Shoulder Dislocation - Speed Matters

The longer a shoulder is dislocated, the lower the chance of successful reduction.  For every ten minutes from the time of injury, the odds of unsuccessful reduction increases 7%.

Emerg Med J. 2016 Feb;33(2):130-3. doi: 10.1136/emermed-2015-204746. Epub 2015 Jun 25.

Delays to initial reduction attempt are associated with higher failure rates in anterior shoulder dislocation: a retrospective analysis of factors affecting reduction failure.

Kanji A1, Atkinson P2, Fraser J3, Lewis D4, Benjamin S5.

Author information:

1Faculty of Medicine, University College Cork, Cork, Ireland Department of Emergency Medicine, Horizon Health Network, Saint John, New Brunswick, Canada.

2Department of Emergency Medicine, Horizon Health Network, Saint John, New Brunswick, Canada Department of Emergency Medicine, Dalhousie University, Saint John, New Brunswick, Canada Discipline of Emergency Medicine, Memorial University, Saint John, New Brunswick, Canada New Brunswick Trauma Program, Saint John Regional Hospital, Saint John, New Brunswick, Canada.

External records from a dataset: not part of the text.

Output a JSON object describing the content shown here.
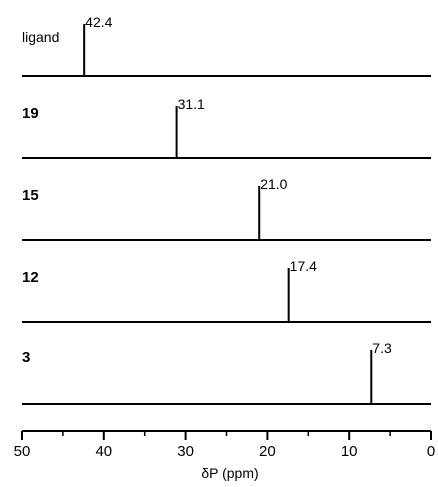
{
  "chart_data": {
    "type": "stick-spectrum",
    "xlabel": "δP (ppm)",
    "xlim": [
      50,
      0
    ],
    "xaxis_reversed": true,
    "xticks": [
      "50",
      "40",
      "30",
      "20",
      "10",
      "0"
    ],
    "xtick_values": [
      50,
      40,
      30,
      20,
      10,
      0
    ],
    "series": [
      {
        "name": "ligand",
        "bold": false,
        "peak": 42.4,
        "peak_label": "42.4"
      },
      {
        "name": "19",
        "bold": true,
        "peak": 31.1,
        "peak_label": "31.1"
      },
      {
        "name": "15",
        "bold": true,
        "peak": 21.0,
        "peak_label": "21.0"
      },
      {
        "name": "12",
        "bold": true,
        "peak": 17.4,
        "peak_label": "17.4"
      },
      {
        "name": "3",
        "bold": true,
        "peak": 7.3,
        "peak_label": "7.3"
      }
    ],
    "colors": {
      "line": "#000000",
      "background": "#ffffff"
    }
  }
}
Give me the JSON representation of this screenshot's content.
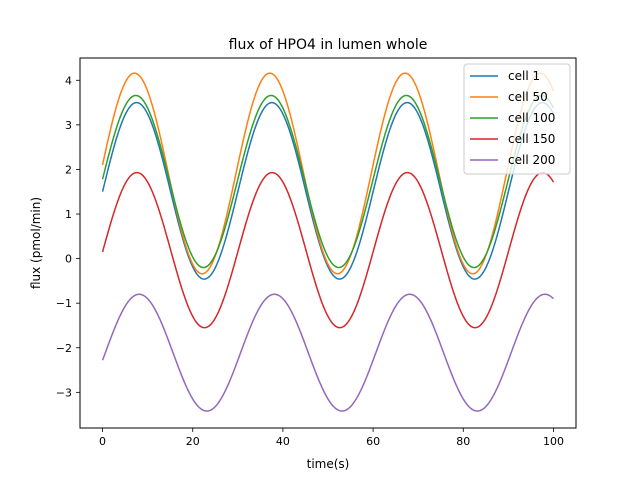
{
  "chart_data": {
    "type": "line",
    "title": "flux of HPO4 in lumen whole",
    "xlabel": "time(s)",
    "ylabel": "flux (pmol/min)",
    "xlim": [
      -5,
      105
    ],
    "ylim": [
      -3.8,
      4.5
    ],
    "xticks": [
      0,
      20,
      40,
      60,
      80,
      100
    ],
    "yticks": [
      -3,
      -2,
      -1,
      0,
      1,
      2,
      3,
      4
    ],
    "grid": false,
    "legend_position": "top-right",
    "x_range": [
      0,
      100
    ],
    "series": [
      {
        "name": "cell 1",
        "color": "#1f77b4",
        "mean": 1.52,
        "amplitude": 1.98,
        "period": 30,
        "start": 1.5
      },
      {
        "name": "cell 50",
        "color": "#ff7f0e",
        "mean": 1.91,
        "amplitude": 2.25,
        "period": 30,
        "start": 2.1
      },
      {
        "name": "cell 100",
        "color": "#2ca02c",
        "mean": 1.73,
        "amplitude": 1.93,
        "period": 30,
        "start": 1.78
      },
      {
        "name": "cell 150",
        "color": "#d62728",
        "mean": 0.19,
        "amplitude": 1.74,
        "period": 30,
        "start": 0.15
      },
      {
        "name": "cell 200",
        "color": "#9467bd",
        "mean": -2.11,
        "amplitude": 1.31,
        "period": 30,
        "start": -2.28
      }
    ]
  }
}
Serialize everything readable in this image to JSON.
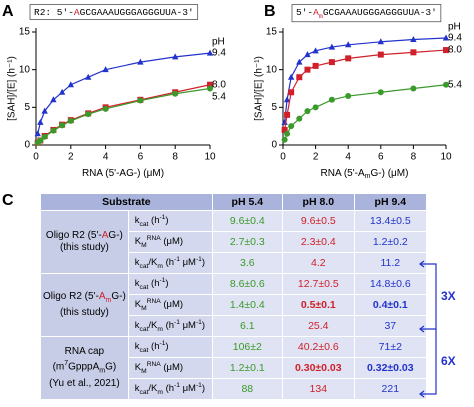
{
  "chart_data": [
    {
      "type": "line",
      "panel": "A",
      "sequence": [
        {
          "text": "R2: 5'-"
        },
        {
          "text": "A",
          "color": "#d0202a"
        },
        {
          "text": "GCGAAAUGGGAGGGUUA-3'"
        }
      ],
      "ylabel": "[SAH]/[E] (h⁻¹)",
      "xlabel": [
        {
          "text": "RNA (5'-AG-) (μM)"
        }
      ],
      "legend_title": "pH",
      "x": [
        0.1,
        0.25,
        0.5,
        1,
        1.5,
        2,
        3,
        4,
        6,
        8,
        10
      ],
      "series": [
        {
          "name": "9.4",
          "color": "#2233cc",
          "marker": "triangle",
          "values": [
            1.5,
            3,
            4.5,
            6,
            7,
            8,
            9,
            10,
            11,
            11.7,
            12.2
          ]
        },
        {
          "name": "8.0",
          "color": "#d0202a",
          "marker": "square",
          "values": [
            0.3,
            0.6,
            1.2,
            2,
            2.7,
            3.3,
            4.2,
            5,
            6,
            7,
            8
          ]
        },
        {
          "name": "5.4",
          "color": "#3a9a2a",
          "marker": "circle",
          "values": [
            0.3,
            0.6,
            1.1,
            1.9,
            2.6,
            3.2,
            4.1,
            4.8,
            5.9,
            6.8,
            7.5
          ]
        }
      ],
      "xlim": [
        0,
        10
      ],
      "ylim": [
        0,
        15
      ],
      "xticks": [
        0,
        2,
        4,
        6,
        8,
        10
      ],
      "yticks": [
        0,
        5,
        10,
        15
      ]
    },
    {
      "type": "line",
      "panel": "B",
      "sequence": [
        {
          "text": "5'-"
        },
        {
          "text": "A",
          "color": "#d0202a"
        },
        {
          "text": "m",
          "color": "#d0202a",
          "sub": true
        },
        {
          "text": "GCGAAAUGGGAGGGUUA-3'"
        }
      ],
      "ylabel": "[SAH]/[E] (h⁻¹)",
      "xlabel": [
        {
          "text": "RNA (5'-A"
        },
        {
          "text": "m",
          "sub": true
        },
        {
          "text": "G-) (μM)"
        }
      ],
      "legend_title": "pH",
      "x": [
        0.1,
        0.25,
        0.5,
        1,
        1.5,
        2,
        3,
        4,
        6,
        8,
        10
      ],
      "series": [
        {
          "name": "9.4",
          "color": "#2233cc",
          "marker": "triangle",
          "values": [
            3,
            6,
            9,
            11,
            12,
            12.5,
            13,
            13.3,
            13.7,
            14,
            14.2
          ]
        },
        {
          "name": "8.0",
          "color": "#d0202a",
          "marker": "square",
          "values": [
            2,
            4,
            7,
            9,
            10,
            10.5,
            11,
            11.5,
            12,
            12.3,
            12.6
          ]
        },
        {
          "name": "5.4",
          "color": "#3a9a2a",
          "marker": "circle",
          "values": [
            0.7,
            1.5,
            2.5,
            3.5,
            4.5,
            5,
            6,
            6.5,
            7,
            7.5,
            8
          ]
        }
      ],
      "xlim": [
        0,
        10
      ],
      "ylim": [
        0,
        15
      ],
      "xticks": [
        0,
        2,
        4,
        6,
        8,
        10
      ],
      "yticks": [
        0,
        5,
        10,
        15
      ]
    }
  ],
  "table": {
    "panel": "C",
    "header": [
      "Substrate",
      "pH 5.4",
      "pH 8.0",
      "pH 9.4"
    ],
    "column_colors": [
      "#3a9a2a",
      "#d0202a",
      "#2233cc"
    ],
    "params": [
      [
        {
          "text": "k"
        },
        {
          "text": "cat",
          "sub": true
        },
        {
          "text": " (h"
        },
        {
          "text": "-1",
          "sup": true
        },
        {
          "text": ")"
        }
      ],
      [
        {
          "text": "K"
        },
        {
          "text": "M",
          "sub": true
        },
        {
          "text": "RNA",
          "sup": true
        },
        {
          "text": " (μM)"
        }
      ],
      [
        {
          "text": "k"
        },
        {
          "text": "cat",
          "sub": true
        },
        {
          "text": "/K"
        },
        {
          "text": "m",
          "sub": true
        },
        {
          "text": " (h"
        },
        {
          "text": "-1",
          "sup": true
        },
        {
          "text": " μM"
        },
        {
          "text": "-1",
          "sup": true
        },
        {
          "text": ")"
        }
      ]
    ],
    "groups": [
      {
        "substrate": [
          [
            {
              "text": "Oligo R2 (5'-"
            },
            {
              "text": "A",
              "color": "#d0202a"
            },
            {
              "text": "G-)"
            }
          ],
          [
            {
              "text": "(this study)"
            }
          ]
        ],
        "rows": [
          [
            {
              "text": "9.6±0.4"
            },
            {
              "text": "9.6±0.5"
            },
            {
              "text": "13.4±0.5"
            }
          ],
          [
            {
              "text": "2.7±0.3"
            },
            {
              "text": "2.3±0.4"
            },
            {
              "text": "1.2±0.2"
            }
          ],
          [
            {
              "text": "3.6"
            },
            {
              "text": "4.2"
            },
            {
              "text": "11.2"
            }
          ]
        ]
      },
      {
        "substrate": [
          [
            {
              "text": "Oligo R2 (5'-"
            },
            {
              "text": "A",
              "color": "#d0202a"
            },
            {
              "text": "m",
              "color": "#d0202a",
              "sub": true
            },
            {
              "text": "G-)"
            }
          ],
          [
            {
              "text": "(this study)"
            }
          ]
        ],
        "rows": [
          [
            {
              "text": "8.6±0.6"
            },
            {
              "text": "12.7±0.5"
            },
            {
              "text": "14.8±0.6"
            }
          ],
          [
            {
              "text": "1.4±0.4"
            },
            {
              "text": "0.5±0.1",
              "bold": true
            },
            {
              "text": "0.4±0.1",
              "bold": true
            }
          ],
          [
            {
              "text": "6.1"
            },
            {
              "text": "25.4"
            },
            {
              "text": "37"
            }
          ]
        ]
      },
      {
        "substrate": [
          [
            {
              "text": "RNA cap"
            }
          ],
          [
            {
              "text": "(m"
            },
            {
              "text": "7",
              "sup": true
            },
            {
              "text": "GpppA"
            },
            {
              "text": "m",
              "sub": true
            },
            {
              "text": "G)"
            }
          ],
          [
            {
              "text": "(Yu et al., 2021)"
            }
          ]
        ],
        "rows": [
          [
            {
              "text": "106±2"
            },
            {
              "text": "40.2±0.6"
            },
            {
              "text": "71±2"
            }
          ],
          [
            {
              "text": "1.2±0.1"
            },
            {
              "text": "0.30±0.03",
              "bold": true
            },
            {
              "text": "0.32±0.03",
              "bold": true
            }
          ],
          [
            {
              "text": "88"
            },
            {
              "text": "134"
            },
            {
              "text": "221"
            }
          ]
        ]
      }
    ],
    "fold_labels": [
      "3X",
      "6X"
    ]
  }
}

3Department of Emergency Medicine, Dalhousie University, Saint John, New Brunswick, Canada Discipline of Emergency Medicine, Memorial University, Saint John, New Brunswick, Canada.

4Department of Emergency Medicine, Horizon Health Network, Saint John, New Brunswick, Canada Department of Emergency Medicine, Dalhousie University, Saint John, New Brunswick, Canada.

5Department of Emergency Medicine, Horizon Health Network, Saint John, New Brunswick, Canada New Brunswick Trauma Program, Saint John Regional Hospital, Saint John, New Brunswick, Canada.

Abstract

INTRODUCTION:

Little is understood about the relationship between delay to treatment and initial reduction success for anterior shoulder dislocation. Our study examines whether delays to initial treatment, from injury and hospital presentation, are associated with higher reduction failure rates for anterior shoulder dislocation.

METHODS:

A retrospective database and chart review was performed for patients undergoing intravenous sedation for attempted reduction of anterior shoulder dislocation in the emergency department (ED). Stepwise regression analysis was performed to identify predictors of reduction failure. Key variables analysed were the duration of the wait in the ED, the interval between the time of injury and first intervention and the interval from time of injury to arrival at the ED. Possible confounding variables analysed included age, gender, dose of sedative agent, qualifications of the reducing physician and whether the dislocated shoulder was recurrent.

RESULTS:

The duration of the intervals from injury to first reduction attempt and from arrival at the ED to first reduction attempt were both independent predictors of a higher reduction failure rate (OR=1.07, 95% CI 1.02 to 1.13; OR=1.19, 95% CI 1.05 to 1.34). Every interval of 10 min increased the odds of a failed reduction attempt by 7% and 19%, respectively. Overall, shoulder reduction was successful during the initial sedation event in 97 cases (92%) and unsuccessful in nine cases (8%).

CONCLUSIONS:

Delays to first reduction attempt either from the time of injury or within the ED are associated with a lower reduction success rate for anterior shoulder dislocations.